There really is not much to hook up any more with a new plow all you do is hook up power leads and grounds and mount a solenoid. Cheek your plug, unplug it and look in side are the pins straight and make sure it is plugged in tight. Cheek the connections at the solenoid. then cheek the looming for your controller through the fire wall to the controller for any cuts and any loose connectors. If this does not fix it take the cover off of the pump and cheek the connections there. Be careful not to drop the plow on your foot. lol
Or,,do you know the name of the guy that owns the shop you bought your plow from? I would look him up and tell him your new plow does not work right and you need it to work right as you have to make a living too. He already has your money. service ??Warranty??


----------



## esshakim (Jul 3, 2005)

checked out the connections at the pump and the plows motor is still making the noise. Seriously dont know wut to do. all ready called my dealer and told them i want a new plow and im returning this one. since it hasnt touch a storm yet or been used. I have 45 pissed off accounts that want their snow done, currently trying to get ahold of a backup drive who is out doing his own accounts. I appreciate the help if anyone else has an idea of what might be wrong please inform me thx


----------



## SnoFarmer (Oct 15, 2004)

Your telling me the guy that you got the plow from after paying $$$
he won't meet you at his shop and fix it today??
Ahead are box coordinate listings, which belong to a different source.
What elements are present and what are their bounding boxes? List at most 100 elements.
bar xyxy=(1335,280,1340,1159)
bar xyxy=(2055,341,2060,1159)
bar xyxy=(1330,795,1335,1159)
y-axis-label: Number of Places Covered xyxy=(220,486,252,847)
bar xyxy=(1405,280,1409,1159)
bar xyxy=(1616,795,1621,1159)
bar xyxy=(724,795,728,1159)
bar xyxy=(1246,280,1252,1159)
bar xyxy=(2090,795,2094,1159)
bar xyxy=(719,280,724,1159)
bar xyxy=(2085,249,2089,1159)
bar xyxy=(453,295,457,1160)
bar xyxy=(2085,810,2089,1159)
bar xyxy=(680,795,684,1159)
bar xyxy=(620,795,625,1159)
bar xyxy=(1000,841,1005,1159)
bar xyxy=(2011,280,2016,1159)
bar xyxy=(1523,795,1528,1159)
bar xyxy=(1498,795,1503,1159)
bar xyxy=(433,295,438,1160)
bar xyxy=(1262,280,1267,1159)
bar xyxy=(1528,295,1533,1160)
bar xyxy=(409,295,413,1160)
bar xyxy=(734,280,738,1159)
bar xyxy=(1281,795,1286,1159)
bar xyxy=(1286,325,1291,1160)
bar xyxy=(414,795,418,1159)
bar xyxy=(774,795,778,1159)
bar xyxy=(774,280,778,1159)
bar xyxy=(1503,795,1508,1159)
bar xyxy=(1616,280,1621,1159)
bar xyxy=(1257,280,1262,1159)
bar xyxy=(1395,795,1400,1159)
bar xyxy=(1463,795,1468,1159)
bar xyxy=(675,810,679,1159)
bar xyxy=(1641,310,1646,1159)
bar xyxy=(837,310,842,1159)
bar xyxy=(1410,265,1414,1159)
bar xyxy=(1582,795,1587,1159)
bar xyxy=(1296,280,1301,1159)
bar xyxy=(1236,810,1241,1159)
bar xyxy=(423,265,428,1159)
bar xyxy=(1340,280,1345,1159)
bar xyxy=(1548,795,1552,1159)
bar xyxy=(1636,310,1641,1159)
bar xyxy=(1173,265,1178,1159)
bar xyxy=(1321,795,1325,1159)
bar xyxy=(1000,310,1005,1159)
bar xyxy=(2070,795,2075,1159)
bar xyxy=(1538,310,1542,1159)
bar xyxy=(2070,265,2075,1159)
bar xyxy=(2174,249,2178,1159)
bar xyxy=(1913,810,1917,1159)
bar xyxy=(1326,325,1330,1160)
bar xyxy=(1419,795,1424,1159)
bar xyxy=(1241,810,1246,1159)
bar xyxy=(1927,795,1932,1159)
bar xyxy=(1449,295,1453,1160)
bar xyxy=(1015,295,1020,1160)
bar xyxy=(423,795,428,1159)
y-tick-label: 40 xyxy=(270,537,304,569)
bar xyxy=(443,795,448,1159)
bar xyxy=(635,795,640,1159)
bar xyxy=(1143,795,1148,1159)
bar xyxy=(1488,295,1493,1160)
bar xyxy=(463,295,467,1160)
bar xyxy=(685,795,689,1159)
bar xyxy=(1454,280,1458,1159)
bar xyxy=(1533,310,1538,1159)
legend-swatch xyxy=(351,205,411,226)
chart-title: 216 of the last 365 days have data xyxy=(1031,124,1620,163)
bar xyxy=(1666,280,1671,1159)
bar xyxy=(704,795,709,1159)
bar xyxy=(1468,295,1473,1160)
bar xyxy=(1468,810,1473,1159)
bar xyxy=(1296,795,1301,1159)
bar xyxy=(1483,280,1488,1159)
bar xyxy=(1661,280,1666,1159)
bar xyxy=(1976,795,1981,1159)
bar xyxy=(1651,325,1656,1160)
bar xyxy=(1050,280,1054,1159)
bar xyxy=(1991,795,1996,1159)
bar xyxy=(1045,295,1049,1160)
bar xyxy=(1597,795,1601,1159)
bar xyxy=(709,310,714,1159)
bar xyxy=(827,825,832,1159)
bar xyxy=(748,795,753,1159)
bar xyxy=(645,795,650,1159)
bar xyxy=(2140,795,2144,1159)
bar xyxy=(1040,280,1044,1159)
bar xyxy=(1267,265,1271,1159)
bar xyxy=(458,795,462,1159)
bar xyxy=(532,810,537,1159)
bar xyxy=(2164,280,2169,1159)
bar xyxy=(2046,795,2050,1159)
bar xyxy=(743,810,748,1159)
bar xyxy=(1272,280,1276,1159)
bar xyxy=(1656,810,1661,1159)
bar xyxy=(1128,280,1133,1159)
What happened in taking some pride in what you do???
I guess you can't get any service any more..:realmad:


----------



## esshakim (Jul 3, 2005)

tried getting ahold of the dealer, and that didnt work, ive made several attempts to contact other plow companies in the area, i even approaced several drivers and no body can determine wut the hell is wrong with this plow.


----------



## SnoFarmer (Oct 15, 2004)

Don't call the dealer there probably closed, call the guy that sold you the plow?
Do you know his name, did you get his card? Look him up at his home # and call him and have him fix it!!!


----------



## esshakim (Jul 3, 2005)

i know his name and just can get ahold of him at home i left a message


----------



## SnoFarmer (Oct 15, 2004)

Keep trying.(calling him).... good luck.. hopefully someone else on here can help you.. Have you gone to Boss web site and look at there troubleshooting chart?


----------



## esshakim (Jul 3, 2005)

been to the boss site, i made my own guess on wuts wrong im thinking its electrical and has something to do with the motor, bc when the remote control is on the motor continues to make a noise that its not suppose to be making. now i just have to figure out how to fix this problem, i


----------



## esshakim (Jul 3, 2005)

turns out the problem with my plow was the remote control there was a short circuit in it which caused the plow motor to run non stop


----------